Friday, February 28, 2014

Hey Saturday Sun (Day 206)

I've been looking into playing some ROM hacks recently because I want to replay Final Fantasy VI but would prefer if it were even remotely a challenge. I found a hack called the "Evil Type" and it seemed pretty promising, but unfortunately I can't seem to get it to work. Every time I apply the .ips to the unpatched ROM, the game no longer works. When I try to load it up, I just get a black screen. This is pretty disappointing because I think it would be really fun to try. Oh well; I'll keep experimenting with it. For now I'm pretty irritated with it.

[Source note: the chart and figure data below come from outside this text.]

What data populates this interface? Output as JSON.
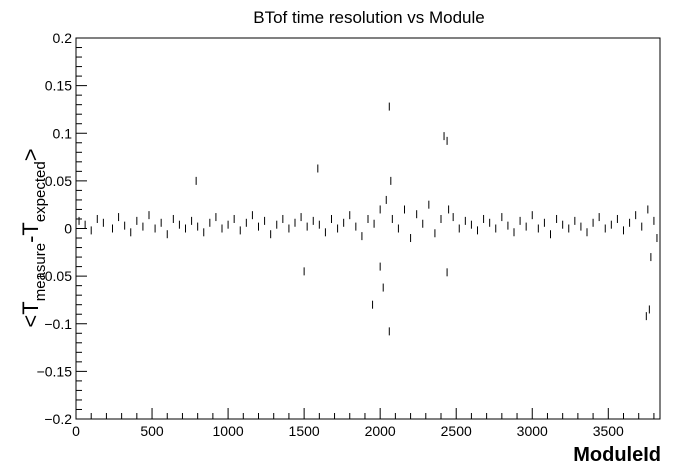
{
  "chart_data": {
    "type": "scatter",
    "title": "BTof time resolution vs Module",
    "xlabel": "ModuleId",
    "ylabel_parts": [
      "<T",
      "measure",
      "-T",
      "expected",
      ">"
    ],
    "xlim": [
      0,
      3840
    ],
    "ylim": [
      -0.2,
      0.2
    ],
    "xticks": [
      0,
      500,
      1000,
      1500,
      2000,
      2500,
      3000,
      3500
    ],
    "xtick_labels": [
      "0",
      "500",
      "1000",
      "1500",
      "2000",
      "2500",
      "3000",
      "3500"
    ],
    "yticks": [
      -0.2,
      -0.15,
      -0.1,
      -0.05,
      0,
      0.05,
      0.1,
      0.15,
      0.2
    ],
    "ytick_labels": [
      "−0.2",
      "−0.15",
      "−0.1",
      "−0.05",
      "0",
      "0.05",
      "0.1",
      "0.15",
      "0.2"
    ],
    "grid": false,
    "marker": "vertical-dash",
    "color": "#000000",
    "x": [
      20,
      60,
      100,
      140,
      180,
      240,
      280,
      320,
      360,
      400,
      440,
      480,
      520,
      560,
      600,
      640,
      680,
      720,
      760,
      790,
      800,
      840,
      880,
      920,
      960,
      1000,
      1040,
      1080,
      1120,
      1160,
      1200,
      1240,
      1280,
      1320,
      1360,
      1400,
      1440,
      1480,
      1500,
      1520,
      1560,
      1590,
      1600,
      1640,
      1680,
      1720,
      1760,
      1800,
      1840,
      1880,
      1920,
      1950,
      1960,
      2000,
      2000,
      2020,
      2040,
      2060,
      2060,
      2070,
      2080,
      2120,
      2160,
      2200,
      2240,
      2280,
      2320,
      2360,
      2400,
      2420,
      2440,
      2440,
      2450,
      2480,
      2520,
      2560,
      2600,
      2640,
      2680,
      2720,
      2760,
      2800,
      2840,
      2880,
      2920,
      2960,
      3000,
      3040,
      3080,
      3120,
      3160,
      3200,
      3240,
      3280,
      3320,
      3360,
      3400,
      3440,
      3480,
      3520,
      3560,
      3600,
      3640,
      3680,
      3720,
      3750,
      3760,
      3770,
      3780,
      3800,
      3820
    ],
    "y": [
      0.008,
      0.004,
      -0.002,
      0.01,
      0.006,
      0.0,
      0.012,
      0.003,
      -0.004,
      0.008,
      0.002,
      0.014,
      0.0,
      0.006,
      -0.006,
      0.01,
      0.004,
      0.0,
      0.008,
      0.05,
      0.002,
      -0.004,
      0.006,
      0.012,
      0.0,
      0.004,
      0.01,
      -0.002,
      0.006,
      0.014,
      0.002,
      0.008,
      -0.006,
      0.004,
      0.01,
      0.0,
      0.006,
      0.012,
      -0.045,
      0.002,
      0.008,
      0.063,
      0.004,
      -0.004,
      0.01,
      0.0,
      0.006,
      0.014,
      0.002,
      -0.008,
      0.01,
      -0.08,
      0.005,
      0.02,
      -0.04,
      -0.062,
      0.03,
      -0.108,
      0.128,
      0.05,
      0.01,
      0.0,
      0.02,
      -0.01,
      0.015,
      0.005,
      0.025,
      -0.005,
      0.01,
      0.097,
      0.092,
      -0.046,
      0.02,
      0.012,
      0.0,
      0.008,
      0.004,
      -0.002,
      0.01,
      0.006,
      0.0,
      0.012,
      0.003,
      -0.004,
      0.008,
      0.002,
      0.014,
      0.0,
      0.006,
      -0.006,
      0.01,
      0.004,
      0.0,
      0.008,
      0.002,
      -0.004,
      0.006,
      0.012,
      0.0,
      0.004,
      0.01,
      -0.002,
      0.006,
      0.014,
      0.002,
      -0.092,
      0.02,
      -0.085,
      -0.03,
      0.008,
      -0.01
    ]
  }
}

This is the second day in  row of not making progress on Final Fantasy II. I'm a little concerned that I'm going to lose interest. I'm not super into the game by any means, but I would still definitely like to finish it--if for no other reason that I would no longer feel obligated to play it. I feel like I can't resume Final Fantasy XIII-2 until I'm done with it, and I'd really like to continue playing it. I'm not sure why I deprive myself of something I actually want to do, but I guess it's just how my mind works.

Honestly, I'm not really even in a difficult spot in Final Fantasy II, if such a thing even exists. I've taken a brief break from the game due primarily to circumstance. I've been playing a lot of League of Legends with friends instead. I like hanging out with them (online) but sometimes I feel like it'd be better if we just chatted instead of actually playing. It seems so rare these days that I actually have fun playing the game. Because I play it so infrequently, my skill level has degraded. My decision making has degraded. And I don't feel motivated enough to do anything about that. There are so many other games I'd rather play instead. I'm beginning to grow tired of being inundated with League of Legends content all day every day. 

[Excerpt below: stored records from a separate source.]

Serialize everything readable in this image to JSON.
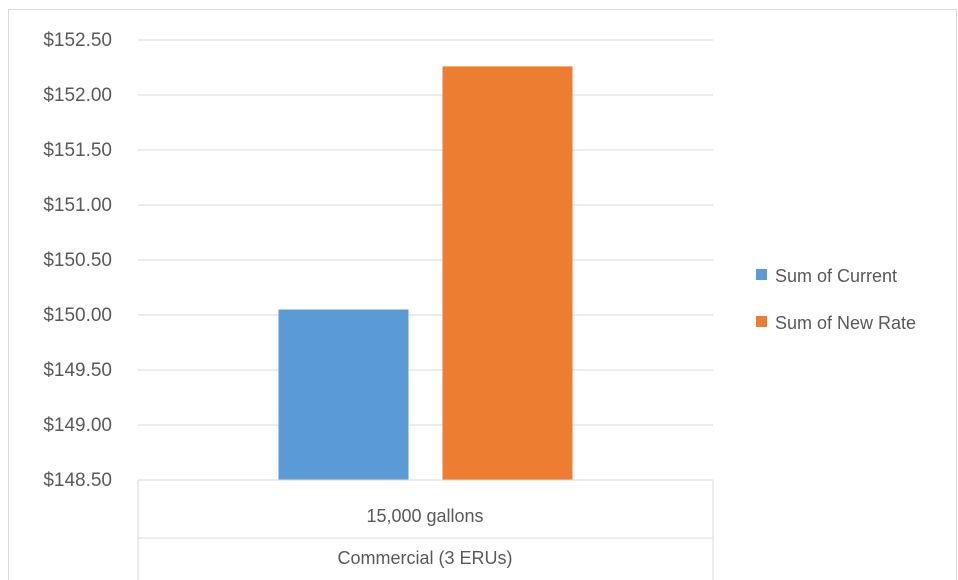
{
  "chart_data": {
    "type": "bar",
    "categories": [
      "15,000 gallons"
    ],
    "category_group": "Commercial (3 ERUs)",
    "series": [
      {
        "name": "Sum of Current",
        "values": [
          150.05
        ],
        "color": "#5b9bd5"
      },
      {
        "name": "Sum of New Rate",
        "values": [
          152.26
        ],
        "color": "#ed7d31"
      }
    ],
    "title": "",
    "xlabel": "",
    "ylabel": "",
    "ylim": [
      148.5,
      152.5
    ],
    "yticks": [
      "$148.50",
      "$149.00",
      "$149.50",
      "$150.00",
      "$150.50",
      "$151.00",
      "$151.50",
      "$152.00",
      "$152.50"
    ],
    "grid": true,
    "legend_position": "right"
  }
}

I've been in moods like this before and it led to me taking a break and maybe playing WoW for awhile. Well, I've recently played Rift pretty extensively so I'm not in much of an MMO mood. The problem is that I like having a game to play socially. League of Legends is a perfect fit because it's free and easily accessible to just about anyone. Sometimes, though, I feel like I've just really had my fill of the game. I've been playing it for years--and not just sporadically. I've been playing it very regularly for probably four years now. But I have so many other games to play now, and I no longer feel the need to play it alone. It's getting to the point where I'm reluctant to play it even with friends.

How do I continue to socialize with these people without feeling like an exile, though? I don't have social interactions like other people do. I very rarely leave my house. I'm definitely an internet kind of dude. I can keep showing up in TeamSpeak and chatting with these guys but the temptation to play LoL will always be there. In some cases I might be pressured into it, even if I don't think I'll necessarily enjoy it. It's not an easy situation to resolve.